Mas isso não os impede de ter experiências religiosas. Não crêem em deus mas experimentam, têm a experiência (quando têm), dos limites de si e da trascendência, da sua finitude e da sua projecção, como dizia Agostinho da Silva, no "nada que é tudo". Mas aqui é clramente de ateus que estamos a falar.
A sua incapacidade em aceitar que um ateu possa ter experiências religiosas é incompreensível. Repito-o: os budistas são ateus. Não acreditam em Deus. No entanto, e obviamente, têm experiências religiosas.Mas o caso dos budistas não é, naturalmente, único.
Fichte, um dos mais notáveis maçons do século XVIII, diz que Deus não é uma substância, no que, aliás, é seguido por muitos cristãos, até bem contemporâneos, ainda que eu prefira invocar, por exemplo, Mestre Eckart.
No entanto, se deus não é uma substância isso implica, inevitavelmente, a sua negação ontológica, a sua negação como ser, que não a sua negação como experiência mística (quando é o caso), por exemplo do nada. Isto é ateísmo.
Claro que nem todos os ateus experimentarão este tipo de coisas.
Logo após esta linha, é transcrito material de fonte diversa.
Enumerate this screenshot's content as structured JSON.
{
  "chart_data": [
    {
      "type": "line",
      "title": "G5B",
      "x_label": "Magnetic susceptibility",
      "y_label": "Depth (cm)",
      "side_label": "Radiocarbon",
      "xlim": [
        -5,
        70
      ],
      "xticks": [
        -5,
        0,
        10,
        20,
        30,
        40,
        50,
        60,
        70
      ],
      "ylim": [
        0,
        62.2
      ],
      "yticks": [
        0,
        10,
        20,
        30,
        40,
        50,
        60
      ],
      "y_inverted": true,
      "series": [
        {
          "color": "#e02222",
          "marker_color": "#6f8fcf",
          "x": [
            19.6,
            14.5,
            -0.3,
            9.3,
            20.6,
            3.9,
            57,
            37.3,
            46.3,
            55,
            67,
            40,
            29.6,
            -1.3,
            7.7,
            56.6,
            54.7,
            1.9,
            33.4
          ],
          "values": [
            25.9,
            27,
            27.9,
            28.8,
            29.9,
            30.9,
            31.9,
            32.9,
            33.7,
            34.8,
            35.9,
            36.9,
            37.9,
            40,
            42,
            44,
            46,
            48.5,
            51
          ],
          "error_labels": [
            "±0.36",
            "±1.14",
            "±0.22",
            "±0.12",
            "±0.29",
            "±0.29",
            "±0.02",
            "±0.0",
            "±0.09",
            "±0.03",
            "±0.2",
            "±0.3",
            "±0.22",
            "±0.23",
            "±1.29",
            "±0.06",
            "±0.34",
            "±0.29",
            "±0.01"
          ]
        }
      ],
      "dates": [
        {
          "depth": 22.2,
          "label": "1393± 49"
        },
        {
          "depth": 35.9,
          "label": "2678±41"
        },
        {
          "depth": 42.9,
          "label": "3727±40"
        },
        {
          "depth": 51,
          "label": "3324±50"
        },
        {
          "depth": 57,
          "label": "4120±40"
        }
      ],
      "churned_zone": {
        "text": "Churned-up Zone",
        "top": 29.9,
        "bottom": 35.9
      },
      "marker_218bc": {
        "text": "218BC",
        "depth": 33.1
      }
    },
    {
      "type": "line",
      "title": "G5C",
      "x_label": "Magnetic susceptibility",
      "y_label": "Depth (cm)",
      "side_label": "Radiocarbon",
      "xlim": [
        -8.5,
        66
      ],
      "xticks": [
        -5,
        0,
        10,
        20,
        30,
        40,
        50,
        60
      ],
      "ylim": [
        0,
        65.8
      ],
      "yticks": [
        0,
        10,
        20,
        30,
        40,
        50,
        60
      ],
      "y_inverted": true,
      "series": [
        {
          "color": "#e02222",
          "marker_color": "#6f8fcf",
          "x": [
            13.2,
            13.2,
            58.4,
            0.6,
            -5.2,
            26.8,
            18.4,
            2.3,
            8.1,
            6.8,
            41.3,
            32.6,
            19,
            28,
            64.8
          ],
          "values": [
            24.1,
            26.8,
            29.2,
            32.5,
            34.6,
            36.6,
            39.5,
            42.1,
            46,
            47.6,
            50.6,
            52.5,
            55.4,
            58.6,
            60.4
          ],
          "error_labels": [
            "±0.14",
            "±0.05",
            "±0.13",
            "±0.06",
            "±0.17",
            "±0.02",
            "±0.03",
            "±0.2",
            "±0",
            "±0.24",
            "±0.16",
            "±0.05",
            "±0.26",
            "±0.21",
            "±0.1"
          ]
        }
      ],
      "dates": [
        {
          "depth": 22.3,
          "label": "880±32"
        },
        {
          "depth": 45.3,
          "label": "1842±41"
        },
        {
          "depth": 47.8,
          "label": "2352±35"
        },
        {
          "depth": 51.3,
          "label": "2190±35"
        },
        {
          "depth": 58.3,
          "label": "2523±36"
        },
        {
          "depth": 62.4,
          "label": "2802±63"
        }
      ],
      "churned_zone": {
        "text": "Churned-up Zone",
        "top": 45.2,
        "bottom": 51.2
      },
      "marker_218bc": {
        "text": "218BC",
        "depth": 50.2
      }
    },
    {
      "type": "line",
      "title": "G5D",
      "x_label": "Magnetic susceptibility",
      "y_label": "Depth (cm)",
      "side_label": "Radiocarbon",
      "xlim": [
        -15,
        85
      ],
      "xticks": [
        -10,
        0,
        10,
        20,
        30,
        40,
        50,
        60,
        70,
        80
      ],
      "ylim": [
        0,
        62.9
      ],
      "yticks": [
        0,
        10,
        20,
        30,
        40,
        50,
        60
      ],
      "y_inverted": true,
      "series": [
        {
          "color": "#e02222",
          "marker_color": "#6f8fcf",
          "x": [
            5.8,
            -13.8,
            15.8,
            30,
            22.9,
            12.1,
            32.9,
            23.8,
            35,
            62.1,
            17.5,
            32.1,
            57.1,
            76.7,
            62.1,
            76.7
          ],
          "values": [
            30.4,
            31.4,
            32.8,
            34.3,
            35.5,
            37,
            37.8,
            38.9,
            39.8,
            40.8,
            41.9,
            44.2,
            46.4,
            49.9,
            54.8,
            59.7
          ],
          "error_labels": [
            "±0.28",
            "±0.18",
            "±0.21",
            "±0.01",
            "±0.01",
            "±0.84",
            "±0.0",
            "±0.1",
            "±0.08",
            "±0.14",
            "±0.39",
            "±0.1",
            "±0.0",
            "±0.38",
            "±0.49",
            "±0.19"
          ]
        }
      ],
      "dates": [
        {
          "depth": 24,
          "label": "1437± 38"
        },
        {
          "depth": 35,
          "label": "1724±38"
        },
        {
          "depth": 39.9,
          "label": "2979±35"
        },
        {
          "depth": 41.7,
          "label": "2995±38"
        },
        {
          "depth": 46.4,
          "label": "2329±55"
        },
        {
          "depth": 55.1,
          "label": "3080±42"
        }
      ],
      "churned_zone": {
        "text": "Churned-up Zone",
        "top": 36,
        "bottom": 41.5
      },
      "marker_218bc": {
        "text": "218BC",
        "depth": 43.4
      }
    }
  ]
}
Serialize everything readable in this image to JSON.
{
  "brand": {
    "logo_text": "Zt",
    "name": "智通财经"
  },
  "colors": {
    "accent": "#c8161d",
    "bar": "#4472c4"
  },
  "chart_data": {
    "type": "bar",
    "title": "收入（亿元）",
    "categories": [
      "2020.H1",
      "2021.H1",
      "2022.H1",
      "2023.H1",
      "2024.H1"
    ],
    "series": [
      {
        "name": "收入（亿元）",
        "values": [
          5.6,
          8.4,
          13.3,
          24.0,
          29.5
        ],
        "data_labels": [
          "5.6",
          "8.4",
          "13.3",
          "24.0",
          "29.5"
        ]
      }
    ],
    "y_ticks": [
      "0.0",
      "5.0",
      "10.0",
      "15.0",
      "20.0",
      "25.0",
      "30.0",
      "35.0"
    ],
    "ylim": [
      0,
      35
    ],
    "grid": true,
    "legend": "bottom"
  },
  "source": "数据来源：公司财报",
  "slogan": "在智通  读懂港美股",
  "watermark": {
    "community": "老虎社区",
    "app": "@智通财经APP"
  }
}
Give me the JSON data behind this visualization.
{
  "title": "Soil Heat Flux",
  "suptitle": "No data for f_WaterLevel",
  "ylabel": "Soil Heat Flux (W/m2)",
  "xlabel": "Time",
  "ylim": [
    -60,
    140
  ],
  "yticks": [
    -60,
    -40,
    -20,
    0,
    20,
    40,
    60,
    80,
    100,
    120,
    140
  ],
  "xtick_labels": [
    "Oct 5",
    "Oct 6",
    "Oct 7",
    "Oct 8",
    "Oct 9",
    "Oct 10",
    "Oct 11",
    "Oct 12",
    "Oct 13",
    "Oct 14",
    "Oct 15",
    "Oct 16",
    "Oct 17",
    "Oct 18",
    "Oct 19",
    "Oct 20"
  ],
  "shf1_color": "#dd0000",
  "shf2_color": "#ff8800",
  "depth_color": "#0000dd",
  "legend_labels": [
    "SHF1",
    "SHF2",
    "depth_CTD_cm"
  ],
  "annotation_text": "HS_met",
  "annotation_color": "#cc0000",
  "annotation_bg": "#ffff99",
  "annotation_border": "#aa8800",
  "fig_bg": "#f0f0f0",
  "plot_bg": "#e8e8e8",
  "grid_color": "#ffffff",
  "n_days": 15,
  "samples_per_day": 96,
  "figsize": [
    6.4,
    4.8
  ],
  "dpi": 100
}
Mas tão pouco as experimentam os crentes teístas que, na sua substancialização de deus, não estão mais, afinal, ele mesmos, que a negar a deus, transformando-se eles mesmos em ateus.
A sua insistência em que um ateu não pode ter experiências religiosas denota uma incompreensível incultura e limitação da natureza do religioso.
Como referência, sempre lhe peço que leia "O Silêncio de Buda - uma introdução ao ateísmo religioso", de Raimon Panikkar, um teológo ... católico.
@ josé:
Creio poder identificar claramente o foco da nossa divergência: o meu conceito de ateu é mais restrito do que aquele que o josé utiliza e em cujo sentido baseia a sua posição.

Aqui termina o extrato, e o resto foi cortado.